Another mass grave found in Mosul as Iraqi force advance to retake city from Isis
Islamic State militants had reportedly murdered 600 inmates, mostly Shia Muslims at the prison.
Iraqi forces, who continue their advance in western Mosul, said that they had found a mass grave containing the remains of about 500 people at Badoush prison on Saturday (11 March).
The Hashd al-Shaabi forces, an umbrella pro-Iraq group comprising Iran-backed Shia militias said that the remains found were of "civilian prisoners" who were "executed by (Isis) gangs after they controlled the prison during their occupation of Mosul".
Paramilitary forces have discovered dozens of mass graves containing hundreds of bodies as they battle Isis militants to retake the city from their control.
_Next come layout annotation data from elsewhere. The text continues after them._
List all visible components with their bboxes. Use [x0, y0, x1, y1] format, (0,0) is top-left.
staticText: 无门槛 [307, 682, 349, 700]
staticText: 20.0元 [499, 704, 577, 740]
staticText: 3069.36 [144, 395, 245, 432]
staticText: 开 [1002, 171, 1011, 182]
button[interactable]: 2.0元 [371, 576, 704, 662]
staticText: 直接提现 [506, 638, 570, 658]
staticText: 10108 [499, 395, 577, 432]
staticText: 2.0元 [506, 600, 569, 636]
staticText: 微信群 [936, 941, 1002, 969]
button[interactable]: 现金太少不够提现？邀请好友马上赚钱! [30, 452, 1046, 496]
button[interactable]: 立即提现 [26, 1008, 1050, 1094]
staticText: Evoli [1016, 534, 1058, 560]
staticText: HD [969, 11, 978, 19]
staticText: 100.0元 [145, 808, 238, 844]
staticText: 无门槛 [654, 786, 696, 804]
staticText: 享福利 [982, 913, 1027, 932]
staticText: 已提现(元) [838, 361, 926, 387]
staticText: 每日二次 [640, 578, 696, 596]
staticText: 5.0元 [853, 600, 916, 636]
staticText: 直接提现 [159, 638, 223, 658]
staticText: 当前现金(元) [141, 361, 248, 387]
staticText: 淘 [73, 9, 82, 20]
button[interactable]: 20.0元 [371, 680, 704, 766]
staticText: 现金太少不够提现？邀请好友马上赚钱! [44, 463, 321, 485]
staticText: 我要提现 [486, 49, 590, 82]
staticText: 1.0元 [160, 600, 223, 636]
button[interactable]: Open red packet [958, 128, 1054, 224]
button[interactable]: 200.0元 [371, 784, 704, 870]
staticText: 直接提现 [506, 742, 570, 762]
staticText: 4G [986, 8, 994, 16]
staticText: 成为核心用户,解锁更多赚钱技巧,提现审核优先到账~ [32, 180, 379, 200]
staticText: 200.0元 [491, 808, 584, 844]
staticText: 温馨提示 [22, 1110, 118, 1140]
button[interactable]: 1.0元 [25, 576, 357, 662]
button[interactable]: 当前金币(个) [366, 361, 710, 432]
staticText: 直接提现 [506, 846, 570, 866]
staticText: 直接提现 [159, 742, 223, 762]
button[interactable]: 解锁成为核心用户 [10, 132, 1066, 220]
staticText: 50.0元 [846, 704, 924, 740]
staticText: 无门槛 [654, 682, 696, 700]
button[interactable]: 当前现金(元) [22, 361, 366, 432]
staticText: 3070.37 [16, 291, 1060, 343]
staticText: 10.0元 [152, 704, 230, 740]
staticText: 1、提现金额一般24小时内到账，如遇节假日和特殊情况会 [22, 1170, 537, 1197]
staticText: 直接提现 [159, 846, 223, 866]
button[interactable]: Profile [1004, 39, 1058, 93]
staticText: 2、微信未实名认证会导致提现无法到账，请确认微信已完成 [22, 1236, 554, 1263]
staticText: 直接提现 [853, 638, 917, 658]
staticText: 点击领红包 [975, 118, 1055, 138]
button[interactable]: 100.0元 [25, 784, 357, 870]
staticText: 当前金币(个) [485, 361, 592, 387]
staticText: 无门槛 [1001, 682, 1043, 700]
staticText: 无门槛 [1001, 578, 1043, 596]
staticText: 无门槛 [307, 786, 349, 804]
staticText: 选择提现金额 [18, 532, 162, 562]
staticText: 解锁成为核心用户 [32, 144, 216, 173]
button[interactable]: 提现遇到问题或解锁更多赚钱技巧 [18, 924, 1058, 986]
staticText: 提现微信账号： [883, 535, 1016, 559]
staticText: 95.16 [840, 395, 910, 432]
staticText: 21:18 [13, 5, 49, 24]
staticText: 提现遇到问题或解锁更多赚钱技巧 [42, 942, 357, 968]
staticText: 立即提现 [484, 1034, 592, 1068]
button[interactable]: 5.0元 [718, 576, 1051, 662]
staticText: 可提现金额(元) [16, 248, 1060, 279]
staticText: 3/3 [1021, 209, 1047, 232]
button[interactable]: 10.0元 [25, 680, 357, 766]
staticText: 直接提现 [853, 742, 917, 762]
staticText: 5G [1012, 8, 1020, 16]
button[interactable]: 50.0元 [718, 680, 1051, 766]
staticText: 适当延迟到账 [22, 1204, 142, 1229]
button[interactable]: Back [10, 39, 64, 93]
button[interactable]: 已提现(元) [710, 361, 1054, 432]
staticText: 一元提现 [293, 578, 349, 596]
The extremists had allegedly murdered up to 600 prison inmates, mostly Shia Muslims, when they captured Mosul in 2014.
However, an army source deployed with the Hashd forces could not confirm the discovery, the BBC reported.
A report by Human Rights Watch released in 2014 said that hundreds of male prisoners were killed by Isis militants at the time.
After the militants captured the prison in June 2014, at least 1,500 men were rounded up and transported to an isolated place in the desert, according to survivors.
The HRW report states that they separated Sunni prisoners from Shia and Christians and took them to a nearby ravine and shot them with assault rifles.
The jihadists' atrocities extended beyond prisoner executions. According to an Iraqi lawmaker, Vian Dakhil, around 500 Yazidi women were held at the Badoush prison and were used as sex slaves.